Aber beides ist falsch. Arroganz bedeutet zunächst einmal die Verteidigung der eigenen Autonomie gegen das vollgequatscht werden durch andere. Es mag sein, dass eine solche Verteidigung nicht immer besonders freundlich daherkommt – aber das ist die Reederei der anderen ja auch nicht immer. Um überhaupt einen klaren Kopf zu behalten muss man sich den Resonanzgeschwirre entziehen. Und ebenso ist es dann auch mit dem Abheben. Es ist tatsächlich nötig, sich zumindest virtuell über eine Situation zu stellen um ihre Widersprüchlichkeiten und Konflikthaftigkeiten überhaupt sehen zu können. Nur dann kann man auch zu ihrer Lösung beitragen. Jeder gute Moderator kennt dieses Phänomen – er oder sie darf deswegen auf keinen Fall ein Teil der Interessenkonstellation sein.

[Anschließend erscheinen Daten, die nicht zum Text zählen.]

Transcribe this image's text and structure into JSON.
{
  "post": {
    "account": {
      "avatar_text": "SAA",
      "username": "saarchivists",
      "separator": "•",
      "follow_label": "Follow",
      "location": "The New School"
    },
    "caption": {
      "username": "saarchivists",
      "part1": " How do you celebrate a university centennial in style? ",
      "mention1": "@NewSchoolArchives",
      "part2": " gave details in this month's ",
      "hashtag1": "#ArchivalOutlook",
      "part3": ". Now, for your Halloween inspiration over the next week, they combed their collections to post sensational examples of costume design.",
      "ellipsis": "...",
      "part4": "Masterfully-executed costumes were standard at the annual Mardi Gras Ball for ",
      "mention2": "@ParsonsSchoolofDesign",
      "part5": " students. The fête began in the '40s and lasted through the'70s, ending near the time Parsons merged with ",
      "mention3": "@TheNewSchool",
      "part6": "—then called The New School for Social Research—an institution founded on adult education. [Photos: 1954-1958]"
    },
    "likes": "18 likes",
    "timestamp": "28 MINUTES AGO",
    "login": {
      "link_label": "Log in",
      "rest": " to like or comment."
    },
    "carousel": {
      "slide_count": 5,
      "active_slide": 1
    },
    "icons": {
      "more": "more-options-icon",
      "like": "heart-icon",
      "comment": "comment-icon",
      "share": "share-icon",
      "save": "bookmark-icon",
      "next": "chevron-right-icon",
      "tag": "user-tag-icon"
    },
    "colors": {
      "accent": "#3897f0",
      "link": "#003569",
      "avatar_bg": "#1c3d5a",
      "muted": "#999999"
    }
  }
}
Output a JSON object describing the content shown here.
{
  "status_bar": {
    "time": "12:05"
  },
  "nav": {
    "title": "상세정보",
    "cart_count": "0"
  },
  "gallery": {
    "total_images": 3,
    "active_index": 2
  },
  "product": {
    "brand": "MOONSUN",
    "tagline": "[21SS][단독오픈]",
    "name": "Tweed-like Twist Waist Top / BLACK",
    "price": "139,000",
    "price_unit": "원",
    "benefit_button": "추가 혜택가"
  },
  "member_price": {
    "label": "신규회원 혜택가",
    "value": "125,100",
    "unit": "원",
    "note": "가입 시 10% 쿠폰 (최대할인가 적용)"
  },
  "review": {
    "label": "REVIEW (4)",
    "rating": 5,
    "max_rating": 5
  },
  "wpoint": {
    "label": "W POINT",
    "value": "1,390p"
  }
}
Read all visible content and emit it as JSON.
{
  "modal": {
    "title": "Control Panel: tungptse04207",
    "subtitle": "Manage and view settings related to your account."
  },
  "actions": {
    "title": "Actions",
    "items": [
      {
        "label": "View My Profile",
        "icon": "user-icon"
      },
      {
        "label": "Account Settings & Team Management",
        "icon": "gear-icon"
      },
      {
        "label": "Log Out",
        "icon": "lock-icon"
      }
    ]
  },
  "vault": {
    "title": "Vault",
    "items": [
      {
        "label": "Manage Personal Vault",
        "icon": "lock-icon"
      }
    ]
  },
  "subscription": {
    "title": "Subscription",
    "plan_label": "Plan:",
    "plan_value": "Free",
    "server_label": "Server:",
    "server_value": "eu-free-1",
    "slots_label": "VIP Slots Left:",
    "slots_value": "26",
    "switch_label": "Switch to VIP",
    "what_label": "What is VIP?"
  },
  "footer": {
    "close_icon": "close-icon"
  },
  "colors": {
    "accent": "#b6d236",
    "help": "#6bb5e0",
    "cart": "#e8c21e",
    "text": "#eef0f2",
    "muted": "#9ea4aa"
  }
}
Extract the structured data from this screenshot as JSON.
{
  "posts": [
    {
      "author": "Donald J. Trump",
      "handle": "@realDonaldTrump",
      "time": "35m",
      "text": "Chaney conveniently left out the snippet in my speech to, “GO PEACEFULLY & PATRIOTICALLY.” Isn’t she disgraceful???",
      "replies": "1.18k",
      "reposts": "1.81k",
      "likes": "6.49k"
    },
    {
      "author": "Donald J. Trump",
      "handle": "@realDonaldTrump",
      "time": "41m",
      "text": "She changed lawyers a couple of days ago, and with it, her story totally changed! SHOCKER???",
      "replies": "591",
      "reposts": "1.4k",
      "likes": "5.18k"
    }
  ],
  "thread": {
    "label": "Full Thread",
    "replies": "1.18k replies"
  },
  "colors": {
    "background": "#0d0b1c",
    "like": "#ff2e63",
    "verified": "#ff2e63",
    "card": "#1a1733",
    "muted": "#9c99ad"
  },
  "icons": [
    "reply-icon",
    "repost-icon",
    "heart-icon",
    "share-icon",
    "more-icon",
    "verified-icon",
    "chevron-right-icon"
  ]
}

In religiöser Hinsicht gibt es nun eine dies alles noch weit überragende Praxis des Abhebens: die des Aufstiegs zu Gott und der Begegnung mit ihm. In allen Religionen der Welt werden entsprechende Erfahrungen transportiert. Das Christentum ist von Anfang an voll von entsprechenden Praktiken und den Berichten angestrebter oder sogar gelungener Epiphanien. Meistens besteht die Erfahrung in einem Lichtphänomen, einem Blitz oder einem Schlag, mit dem zum Beispiel Augustín sein entsprechendes Erlebnis beschreibt. Dostojewski erlebt etwas, was er nicht beschreiben kann was ihm feststellen lässt: „Ja Gott existiert!“ Es geht um einen Aufstieg zum Licht und darum, die irdischen Dinge hinter sich zu lassen. Oft verbinden sich damit Konversionen, in deren Verlauf weltliche Ambitionen hinter sich gelassen werden und sich die Betroffenen in neuer Weise ganz Gott anheim geben und ein neues Leben in Askese beginnen. Entsprechende Übungen werden meist als sehr anspruchsvoll beschrieben. Wer ohne ausreichende Übung zu Gott aufsteigen wolle können dabei gefährlich abstürzen. Wie kein anderer hat Augustín über seinen entsprechenden Weg berichtet. Bei ihm war es wohl der Kampf gegen eine tiefsitzende Besessenheit von Sexualität, die ihn vom Weg zu Gott abhielt und aus der er nun bewusst und entschieden abhebt. Er fragt Gott in den „Konfessiones“: „Aus welcher verborgenen Tiefe heraus und welche geheimen Höhe herunter wurde er (sein freier Wille) in dem Augenblick heraus gerufen?“

Bei Augustín führt diese Erfahrung zu einem Abheben der besonderen Art, nämlich zur Verachtung des Kreaturlichen, der Sexualität, der er vorher verfallen war. Ausführlich setzte er sich damit in seinen Konfessiones auseinander. Das, was er vorher über alles liebt und von dem er abhängig war, was seinen freien Willen geknechtet hat, ist nun gerade der Verachtung Preis gegeben und wird dann auch entsprechend theologisch einsortiert.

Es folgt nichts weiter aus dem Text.